- Born: 1950 (age 75–76)
- Occupation: democracy activist
- Organization(s): National League for Democracy Human Rights Defenders and Promoters
- Spouse: La La Win

= Myint Aye =

Burmese activist (born 1950)

Myint Aye (born 1950) is a Burmese democracy activist. In 2002, he co-founded the Human Rights Defenders and Promoters network in Burma. After several imprisonments on charges related to his activism, on 29 November 2008, he was given a life sentence for allegedly planning a bomb attack in Yangon's Shwepyitha Township. Amnesty International described the evidence against him as "fabricated" and designated him a prisoner of conscience. He was released from prison on 19 November 2012, as a gesture of goodwill before a visit by US President Barack Obama.

== Background ==
Myint Aye is an alumnus of the University of Foreign Languages, Yangon. While there in 1989, he married Daw La La Win.

== Democracy activism ==
Myint Aye has been arrested at least seven times, in 1998, 2000, 2003, 2006 and 2007. In 2002, Myint Aye co-founded the Human Rights Defenders and Promoters (HRDP) network in Burma. He was also active with the opposition party of Aung San Suu Kyi, the National League for Democracy, serving as its Yangon vice chairman. According to the Assistance Association for Political Prisoners, he was dismissed from the NLD in 2005 "for not following the party principles", but remained active with the HRDP.

Myint Aye was arrested in 2006 for calling for the release of leaders of the 88 Generation Students Group, but was released within weeks; he attributes the swift release to international pressure from groups like Amnesty and Front Line.

== 2008 life sentence ==
Myint Aye was active in bringing aid to Cyclone Nargis survivors in 2008. He was arrested on 8 August following a search of his home; police reportedly removed him from his father-in-law's home with a black hood over his head. Initially charged with "misappropriating relief funds", Myint Aye was later charged with participating in a bomb attack the previous month in Shwepyitha Township. Activists alleged he was tortured while in detention, and Amnesty stated that his trial "fell far short of international fair trial standards". On 29 November 2008, he was sentenced to "life imprisonment plus eight years", which he is serving in Loikaw prison.
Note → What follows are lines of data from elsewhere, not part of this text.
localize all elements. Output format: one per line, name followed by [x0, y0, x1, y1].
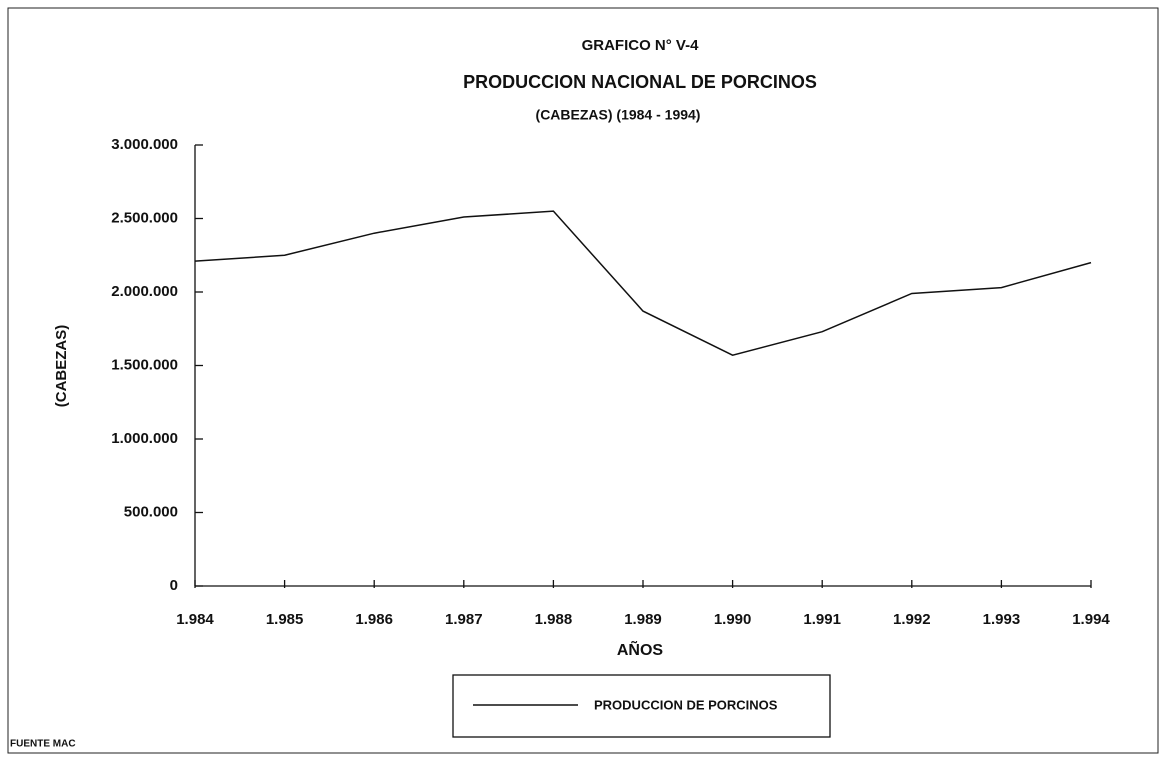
data-line [194, 210, 1092, 357]
y-tick-label: 2.000.000 [111, 283, 178, 300]
x-tick-label: 1.986 [355, 611, 393, 628]
legend-box [452, 674, 831, 738]
x-tick-label: 1.994 [1072, 611, 1110, 628]
x-tick-label: 1.987 [445, 611, 483, 628]
y-tick-label: 2.500.000 [111, 209, 178, 226]
y-tick-label: 1.000.000 [111, 430, 178, 447]
y-tick-label: 1.500.000 [111, 356, 178, 373]
x-axis-label: AÑOS [617, 639, 664, 659]
legend-label: PRODUCCION DE PORCINOS [594, 697, 778, 712]
x-tick-label: 1.990 [714, 611, 752, 628]
x-tick-label: 1.984 [176, 611, 214, 628]
x-tick-label: 1.989 [624, 611, 662, 628]
y-tick-label: 0 [170, 577, 178, 594]
x-tick-label: 1.988 [535, 611, 573, 628]
x-tick-label: 1.991 [803, 611, 841, 628]
source-note: FUENTE MAC [10, 739, 76, 750]
x-tick-label: 1.992 [893, 611, 931, 628]
frame [7, 7, 1159, 754]
y-tick-label: 500.000 [124, 503, 178, 520]
x-tick-label: 1.985 [266, 611, 304, 628]
y-axis-label: (CABEZAS) [53, 325, 70, 408]
x-tick-label: 1.993 [983, 611, 1021, 628]
y-tick-label: 3.000.000 [111, 136, 178, 153]
chart-title: GRAFICO N° V-4 [582, 37, 700, 54]
chart-subtitle: PRODUCCION NACIONAL DE PORCINOS [463, 72, 817, 92]
chart-period: (CABEZAS) (1984 - 1994) [536, 107, 701, 123]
Myint Aye's sentence was protested by several international human rights organizations. The member organizations of the International Freedom of Expression Exchange called the sentencings of Myint Aye, Zarganar, and others a "historical low point" in Burmese free expression and "a clear message that the junta will not tolerate opposition in the lead-up to their alleged 'democratic' 2010 elections." Front Line stated after his arrest that he appeared to be "targeted as a result of his human rights activities, in particular his work to uphold democracy". Amnesty named him a prisoner of conscience and in August 2012, selected his case to highlight at the annual Edinburgh Festival.

== Release ==
On 19 November 2012, U Myint Aye was released just ahead of a visit by US President Barack Obama. Reuters described the move as "clearly timed to show goodwill."